How To Preach Without Notes

Charles W Koller argues for expositional preaching without notes and he also defines its distinctive principles.

In How To Preach Without Notes, Charles W Koller states the importance of expositional preaching. An expository sermon involves exposition, application and persuasion.

As Koller writes: “An exposition becomes a sermon, and the teacher becomes a preacher, at the point where application is made to the hearer, looking toward some form of response, in terms of belief or commitment” (Koller 21).

The expositional sermon derives its main points or the leading sub points under each main point from the particular passage of Scripture.

The expositional sermon makes use of a thesis or proposition or central idea, in which the sermon has it unity and around which it is organized.

The expositional sermon required an introduction and conclusion.

It is important to realize that expository preaching is only one of several types of preaching which have been mightily used and mightily blessed by God.

In How To Preach Without Notes, Charles W Koller argues for expository preaching because he believes that expository preaching feeds the people of God. Koller states that by acquainting the hearers with biblical truth, the preacher is building up spiritual resources far beyond the imnmediate objectives of the sermon (Koller 29).

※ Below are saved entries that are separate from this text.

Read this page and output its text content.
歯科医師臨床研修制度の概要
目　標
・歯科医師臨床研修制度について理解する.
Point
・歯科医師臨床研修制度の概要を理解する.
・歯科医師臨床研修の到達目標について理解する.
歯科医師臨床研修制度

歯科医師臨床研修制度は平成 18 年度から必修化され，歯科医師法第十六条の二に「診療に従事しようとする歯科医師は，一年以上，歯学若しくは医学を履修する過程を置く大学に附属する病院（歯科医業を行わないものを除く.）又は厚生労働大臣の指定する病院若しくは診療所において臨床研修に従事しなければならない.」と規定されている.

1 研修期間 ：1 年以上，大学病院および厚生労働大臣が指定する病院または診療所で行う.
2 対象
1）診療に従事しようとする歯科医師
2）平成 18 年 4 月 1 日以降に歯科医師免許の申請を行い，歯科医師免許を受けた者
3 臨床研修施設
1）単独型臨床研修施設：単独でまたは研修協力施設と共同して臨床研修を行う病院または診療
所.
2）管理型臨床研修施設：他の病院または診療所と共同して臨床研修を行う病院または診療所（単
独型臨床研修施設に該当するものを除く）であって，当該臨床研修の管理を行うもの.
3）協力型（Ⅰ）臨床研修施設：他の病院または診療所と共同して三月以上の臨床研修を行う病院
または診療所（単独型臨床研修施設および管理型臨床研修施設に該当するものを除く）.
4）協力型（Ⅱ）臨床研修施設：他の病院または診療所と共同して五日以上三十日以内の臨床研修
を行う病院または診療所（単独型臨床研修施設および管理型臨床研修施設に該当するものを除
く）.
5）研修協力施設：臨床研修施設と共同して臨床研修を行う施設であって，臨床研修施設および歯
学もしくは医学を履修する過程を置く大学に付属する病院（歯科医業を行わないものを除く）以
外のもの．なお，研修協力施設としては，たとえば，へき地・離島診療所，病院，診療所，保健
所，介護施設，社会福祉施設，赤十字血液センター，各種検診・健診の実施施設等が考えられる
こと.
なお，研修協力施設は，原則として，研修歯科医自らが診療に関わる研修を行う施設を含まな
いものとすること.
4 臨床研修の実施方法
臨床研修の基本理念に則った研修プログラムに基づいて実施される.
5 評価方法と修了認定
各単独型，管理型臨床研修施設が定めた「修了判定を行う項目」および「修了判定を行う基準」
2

Koller suggests that expository preaching makes use of more Scriptural material than is generally true of textual or topical preaching. Koller states the benefit of expository preaching is that only when the believer has been thoroughtly indoctrinated in the Holy Scriptures is he adequately fortified in the hour of temptation and able to say, like Jesus in the wilderness, ‘It is written’ (Koller 29).

Charles W Koller champions expository preaching; nevertheless, he states that preaching without notes is largely a matter of structure. The sermon outline that is well-prepared and well-presented is the first long step to freedom in the pulpit (Koller 41).

A structure sermon outline is not only advantageous for the preaching, giving him a sense of timing, progress and proposition but it is also advantageous to the hearers as well (Koller 42).

How To Preach Without Notes by Charles W Koller asserts that freedom in the pulpit requires a well-structured sermon outline. The outline must have a main preaching point – central theme, big idea, a thesis or an expressed topic.

The central theme will have sub-points and incidental points which expand and explain the big idea.

Charles W Koller suggests that the ‘key word’ is an important part of the structure of the sermon outline. Koller strongly asserts that if there is structural unity in a sermon, there is a key word, not necessarily expressed or even recognized, that characterizes each of the main points and hold the outline structure together (Koller 52).

Koller states that the value of a clear cut central theme and a key word that exactly fits each of the main divisions can scarcely be overstated. The key word opens a corridor down the length of the sermon outline structure, with direct access from the front entrance to every room, instead of leaving the preacher and the audience wandering uncertainly from room to room (Koller 52-53).

The key word should be a plural noun and specific. The word ‘things’ is too general. You may want to talk about five ‘things’ relating to a dynamic faith. It would be better to say that you want to talk about five benefits of a dynamic faith. The word ‘benefits’ is specific, whereas, ‘things’ are too general.

Koller noted that this simple device has been an eye opener and a turning point in the homiletical experience of many young ministers and older ministers as well (Koller 55).